Daily Market Color

Volatile Market Ahead of FOMC Rate Decision


Rates Continue to Fall Ahead of FOMC Meeting

Well-known investor and “bond king” Jeffrey Gundlach weighed in on the Federal Reserve’s upcoming rate decision, saying he doesn’t think they should hike rates- joining a growing chorus of voices clamoring for the Fed to avoid a policy mistake by raising rates too quickly. In particular, Gundlach pointed to the continued disparity between Fed’s projections and market rates as a sign the Federal Reserve is out of touch with the market… 10 year OIS rates are a full 100 basis lower than the Federal Reserve’s dot plot.
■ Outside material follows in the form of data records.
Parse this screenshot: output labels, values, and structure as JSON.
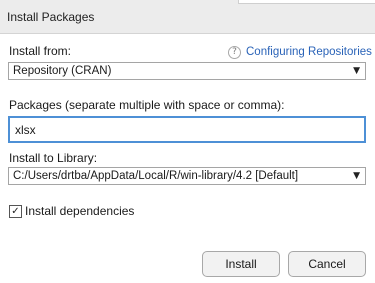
{
  "window": {
    "title": "Install Packages"
  },
  "install_from": {
    "label": "Install from:",
    "value": "Repository (CRAN)",
    "help_icon": "question-circle-icon",
    "help_link": "Configuring Repositories"
  },
  "packages": {
    "label": "Packages (separate multiple with space or comma):",
    "value": "xlsx"
  },
  "library": {
    "label": "Install to Library:",
    "value": "C:/Users/drtba/AppData/Local/R/win-library/4.2 [Default]"
  },
  "dependencies": {
    "label": "Install dependencies",
    "checked": true,
    "check_glyph": "✓"
  },
  "buttons": {
    "install": "Install",
    "cancel": "Cancel"
  },
  "colors": {
    "link": "#2a63b8",
    "focus_border": "#4d90d6",
    "titlebar_bg": "#ececec"
  }
}
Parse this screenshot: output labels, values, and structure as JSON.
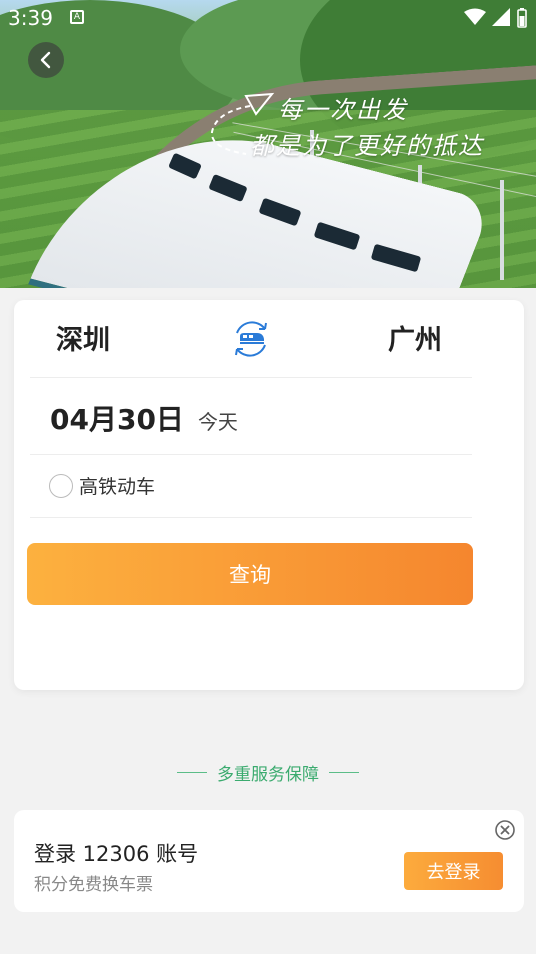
{
  "status": {
    "time": "3:39",
    "app_badge": "A"
  },
  "banner": {
    "slogan_line1": "每一次出发",
    "slogan_line2": "都是为了更好的抵达"
  },
  "search": {
    "from_city": "深圳",
    "to_city": "广州",
    "date": "04月30日",
    "date_label": "今天",
    "option_label": "高铁动车",
    "option_checked": false,
    "query_label": "查询"
  },
  "services": {
    "heading": "多重服务保障"
  },
  "login": {
    "title": "登录 12306 账号",
    "subtitle": "积分免费换车票",
    "button_label": "去登录"
  },
  "colors": {
    "accent_orange": "#f99a36",
    "service_green": "#3bab6f",
    "swap_blue": "#2a7bd8"
  }
}
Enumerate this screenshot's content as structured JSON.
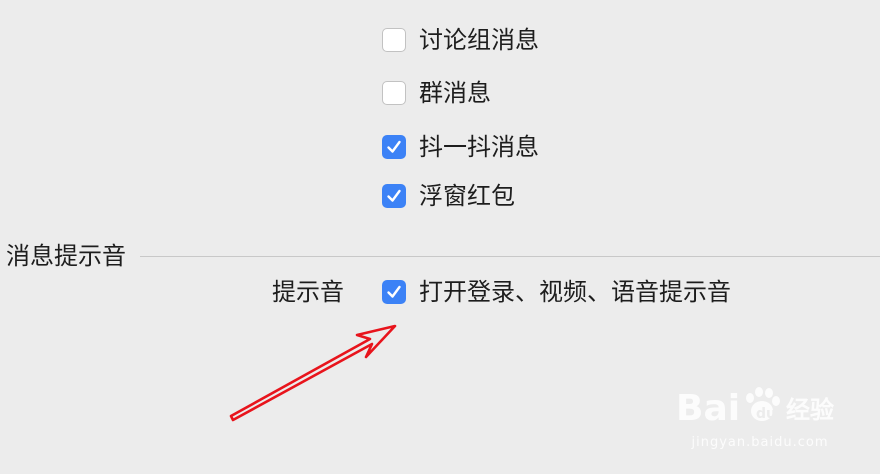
{
  "options": [
    {
      "label": "讨论组消息",
      "checked": false
    },
    {
      "label": "群消息",
      "checked": false
    },
    {
      "label": "抖一抖消息",
      "checked": true
    },
    {
      "label": "浮窗红包",
      "checked": true
    }
  ],
  "section": {
    "title": "消息提示音"
  },
  "sound": {
    "row_label": "提示音",
    "option_label": "打开登录、视频、语音提示音",
    "checked": true
  },
  "colors": {
    "background": "#ececec",
    "checkbox_checked": "#3c82f6",
    "arrow": "#e8141c"
  },
  "watermark": {
    "brand": "Baidu经验",
    "url": "jingyan.baidu.com"
  },
  "icons": [
    "checkmark-icon",
    "red-arrow-annotation",
    "baidu-paw-icon"
  ]
}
Regardless of the outcome, there will be volatility as the market reconciles the two disparate scenarios — today alone rates fell a full 3-4 basis points across the curve. As the FOMC’s two-day meeting kicks off tomorrow, a quarter-point rate hike to a target range of 2.25%-2.50% continues to be priced with a high likelihood (70.7%).



US Stocks Continue to Fall

Continued skepticism about the health of the global economy pulled US stock indices lower, with the S&P 500 (-2.1%) hitting its lowest level in the past 13 months while the Russell 2000 officially entered a bear market (at least 20% below most recent high). Economic data continues to disappoint, the Empire Manufacturing Survey released today showing a 10.9 number, when markets expected a figure of at least 20. Potential catalysts for a rally in equity prices include a dovish surprise from the FOMC on Wednesday or a marked improvement in the consumer price data (PCE index and personal income/spending) set to be released on Friday.



US Crude Falls 3.8%

US crude oil resumed its months-long selloff, closing below $50/ barrel at $49.24. While the market took solace in the cuts by OPEC and Russia, the broader concerns about the world economy mean that there are concerns on the demand side as well. Global inventories will need to come down significantly before the market believes the supply cuts will lead to a rally in crude prices.